WASHINGTON – The US Transportation Department announced Tuesday that it is pursuing a fine on Air Canada for $25.5 Million, for what it called “extreme delays” in issuing refunds to thousands of customers whose flights were delayed or rescheduled over the US-Canada border.
A request for comment from Air Canada was not immediately returned.
The prospective charge — which Air Canada can appeal — is the latest repercussion of airlines cancelling thousands of flights during the early months of the coronavirus outbreak as air travel plummeted. The Transportation Department said it is looking into how other airlines, including those in the United States, handle refunds.
If an airline cancels or severely modifies the itinerary of a flight, federal laws oblige airlines to issue refunds to customers who request them. Airlines are required to reimburse credit card purchases within seven days for cross-border flights, escalating to 20 days for cash purchases.
Because of the increase in cancelled flights last year, the Transportation Department said it gave additional time for refunds provided the airline was making an attempt to return the money. Air Canada, on the other hand, failed to make a good-faith attempt to process reimbursements more swiftly, according to the department.

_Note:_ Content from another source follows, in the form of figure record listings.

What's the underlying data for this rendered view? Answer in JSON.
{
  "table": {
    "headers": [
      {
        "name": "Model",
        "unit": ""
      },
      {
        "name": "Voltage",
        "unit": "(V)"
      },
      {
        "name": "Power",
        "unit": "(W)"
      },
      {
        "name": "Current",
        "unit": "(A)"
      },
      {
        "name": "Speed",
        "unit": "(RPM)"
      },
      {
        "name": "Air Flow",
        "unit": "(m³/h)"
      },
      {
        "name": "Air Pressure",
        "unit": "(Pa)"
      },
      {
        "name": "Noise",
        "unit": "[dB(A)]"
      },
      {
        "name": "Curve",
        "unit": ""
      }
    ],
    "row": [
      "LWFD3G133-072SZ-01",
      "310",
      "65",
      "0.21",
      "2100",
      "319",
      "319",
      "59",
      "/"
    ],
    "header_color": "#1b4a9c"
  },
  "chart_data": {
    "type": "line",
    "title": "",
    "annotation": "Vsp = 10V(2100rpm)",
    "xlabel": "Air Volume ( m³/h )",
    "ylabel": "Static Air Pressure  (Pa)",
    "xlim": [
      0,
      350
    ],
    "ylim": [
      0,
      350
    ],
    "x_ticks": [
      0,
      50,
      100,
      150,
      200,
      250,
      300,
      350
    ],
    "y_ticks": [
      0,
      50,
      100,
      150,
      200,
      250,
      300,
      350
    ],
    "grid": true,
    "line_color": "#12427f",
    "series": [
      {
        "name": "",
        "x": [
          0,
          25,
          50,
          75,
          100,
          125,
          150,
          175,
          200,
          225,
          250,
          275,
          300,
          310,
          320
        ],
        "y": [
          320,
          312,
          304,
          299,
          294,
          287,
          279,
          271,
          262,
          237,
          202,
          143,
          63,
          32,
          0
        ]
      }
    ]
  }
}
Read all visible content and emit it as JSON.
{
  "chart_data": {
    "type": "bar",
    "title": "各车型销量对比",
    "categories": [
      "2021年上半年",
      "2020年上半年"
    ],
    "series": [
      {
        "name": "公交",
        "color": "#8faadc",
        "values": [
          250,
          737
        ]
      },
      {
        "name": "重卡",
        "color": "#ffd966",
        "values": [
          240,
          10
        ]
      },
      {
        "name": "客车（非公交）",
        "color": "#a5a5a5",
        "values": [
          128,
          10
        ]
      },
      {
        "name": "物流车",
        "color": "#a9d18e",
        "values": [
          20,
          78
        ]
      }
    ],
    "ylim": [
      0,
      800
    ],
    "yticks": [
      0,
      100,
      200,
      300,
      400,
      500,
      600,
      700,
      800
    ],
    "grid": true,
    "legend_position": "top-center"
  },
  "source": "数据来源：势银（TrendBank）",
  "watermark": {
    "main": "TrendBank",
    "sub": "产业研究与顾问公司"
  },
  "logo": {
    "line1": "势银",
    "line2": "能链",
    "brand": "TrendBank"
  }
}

According to the agency, the level of the civil penalty was determined by taking into account variables such as the harm to customers as well as a deterrence to future refund delays.
Passengers who cancelled their bookings on North American airlines were frequently given vouchers rather than cash. As a result, airlines are sitting on billions of dollars in tickets that will almost certainly never be utilised. With the Air Canada returns, this did not appear to be the case.
An administrative law judge will hear the Transportation Department’s complaint.